While Gonzalez lived in New York, he regularly gave presentations to sociology students at New York University, telling them about the needed paradigm shifts in mental health care. In 2009, he ran into one of those students, Maria Cristina Sandez, at the L.A. Department of Mental Health’s Hope and Recovery Conference. Sandez, who now works as a primary therapist at the Percy Village Adult Residential Facility in Boyle Heights, approached him to tell him how his talk inspired her.
“I have to say that that day, David made a difference in my understanding of recovery and mental illness,” Sandez said. “He instilled hope for recovery which is something that I carry with me in my work with clients.”
"A self-fulfilling prophecy"
Blanca Deleon is a peer advocate at a local wellness center serving mental health clients. She helps people with mental health issues find quality care, overcome stigma and lead productive lives. She also engages with providers to help them see things more from the client’s perspective. Like so many of the people working within the system in order to change it, she has a long history of mental illness.
"It was a place to isolate myself,” she says.
Deleon was taking 12 pills a day for depression and paranoid schizophrenia. But she didn't have schizophrenia. The daily cocktail of medications numbed her, further taking her out of society. "I didn't function," she says. "I didn't have a life."
When she was put in a locked facility after being hospitalized too many times, she became afraid and started seeing a social worker who discovered her misdiagnosis and introduced her to a new psychiatrist. The psychiatrist quickly changed her diagnosis to post-traumatic stress disorder and reduced her 12 daily pills to one. This was a turning point. After that, she could enjoy life and interact with people, she says.
With the help and inspiration of Schraiber and others, she became involved in the client movement, advocating for more recovery-focused care.

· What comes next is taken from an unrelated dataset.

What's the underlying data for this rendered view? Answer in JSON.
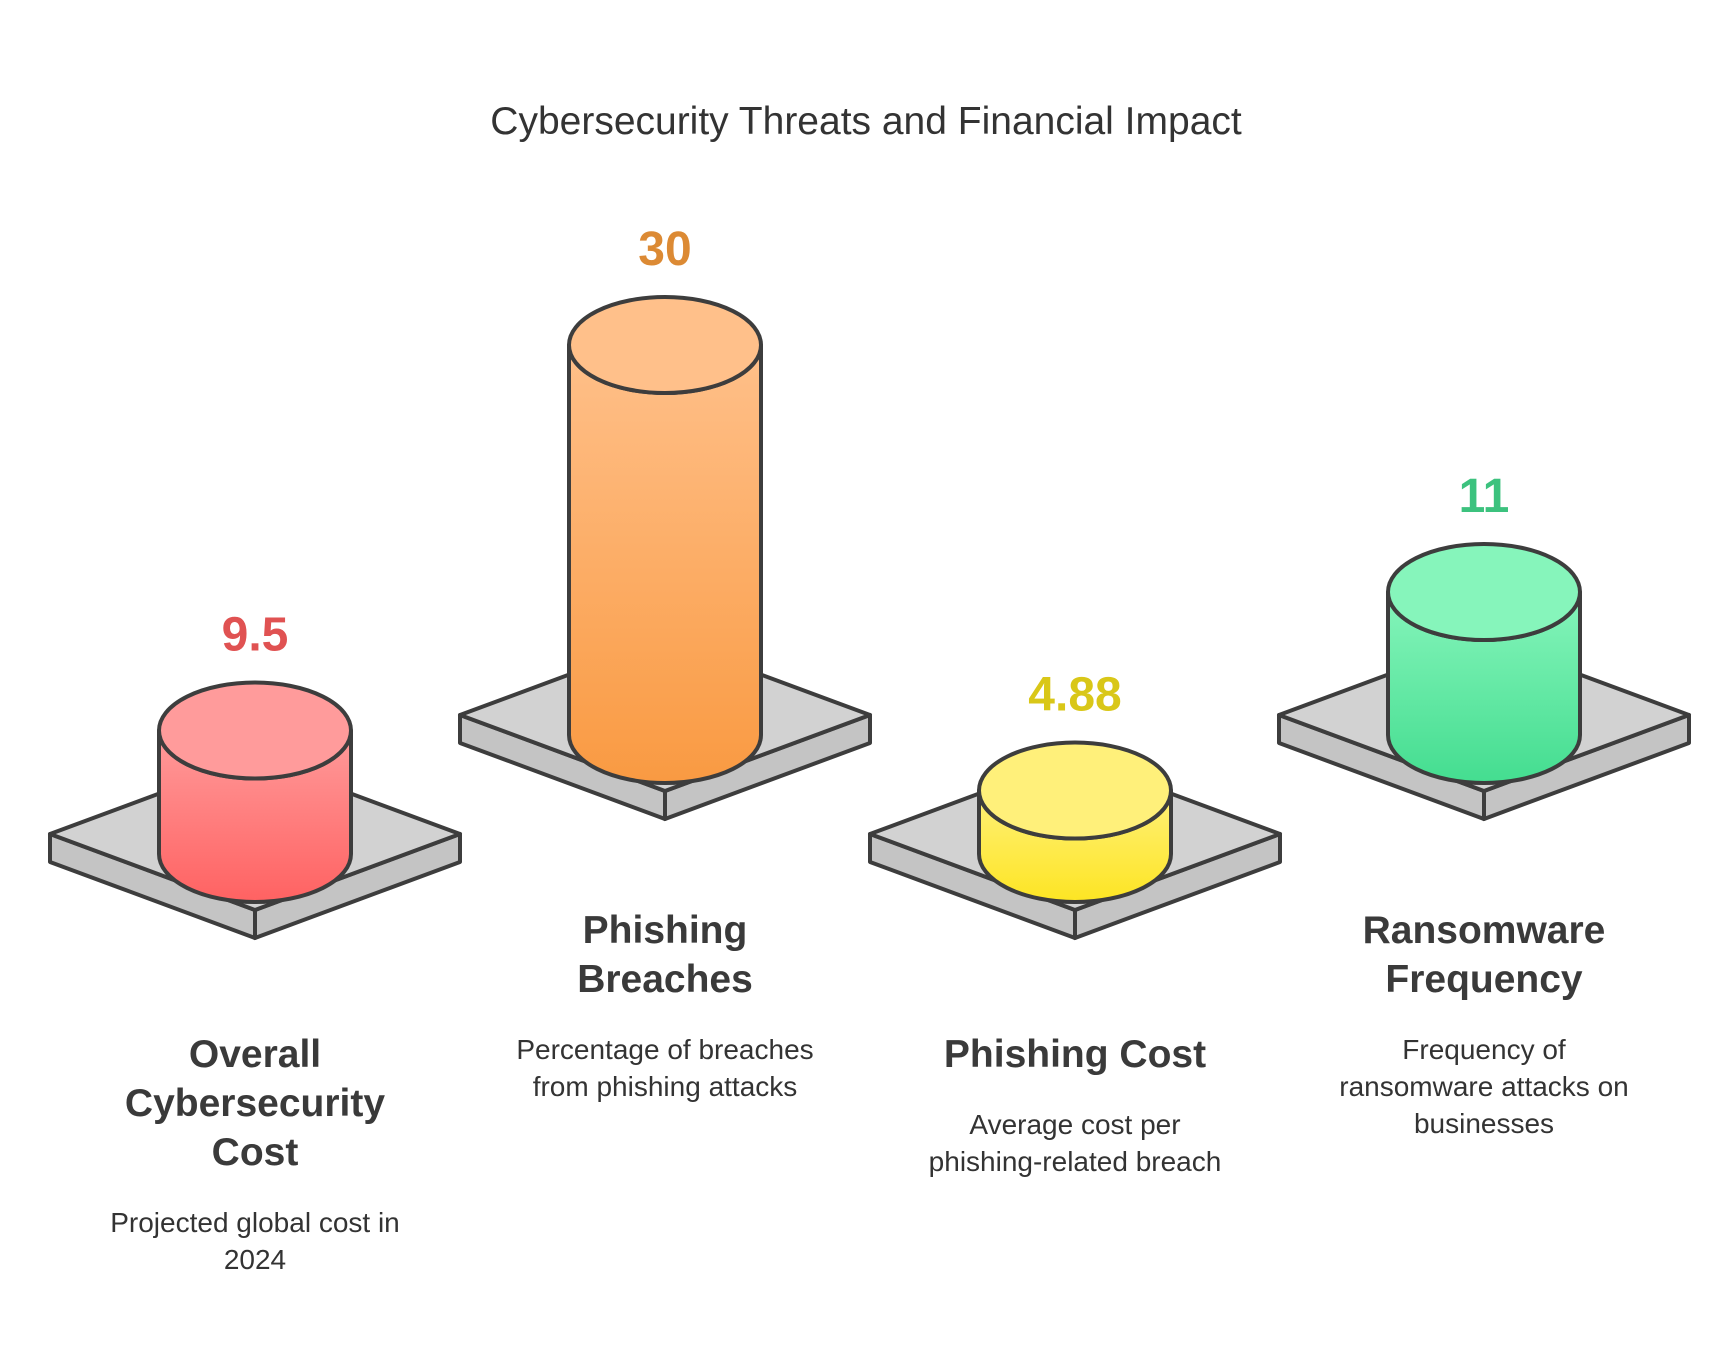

It has been recognized that peer advocates such as Deleon have a unique ability to empathize with clients who are stigmatized in society, Schraiber said.
As few as 10 years ago, it wasn't common for mental health service providers to disclose their own diagnoses because of the negative attitudes and shame that can come with them. Deleon found only a few people like her in the system.
The biggest roadblock to change, she says, is the stigma within the mental health system. Even as mental health providers have become more accepting of recovery-based models, it is hard for some to change their mindsets. "I don't think we can sensitize them, but at least they will recognize that we are valuable and our lived experience is important," she said.
Dr. Christopher Camilleri, a psychiatrist who has worked at several nonprofit mental health agencies and frequently works with the client movement, has a history of depression, which is one of the reasons he decided to become a psychiatrist. He is one of the professionals with “lived experience” who considers himself an activist along with the likes of Gonzalez, Schraiber and Deleon. He has witnessed the slow changes in the system that has long adopted a clinical model of care. "The system's not used to people who do not have licenses and degrees working alongside them," he said.
Stigma can go both ways, however. Consumers of services sometimes demonize psychiatrists. At a recent conference, a friend was introducing him to other clients. During one introduction, she whispered into his ear, "Is it okay if I tell them you're a psychiatrist?"
Camilleri, who says he sometimes acts like a kind of chameleon in his field, can use his own experience with depression to make breakthroughs with his clients. At professional conferences, he tries to convert other psychiatrists to a more empathetic, recovery-oriented model that sometimes means not prescribing medication for certain problems.
Though he finds many people in his profession open to change, there are many who want to stick to the model of managing symptoms. That, he said, is not the way to give patients hope. "If you send that message to clients," he says, "it's a self-fulfilling prophecy."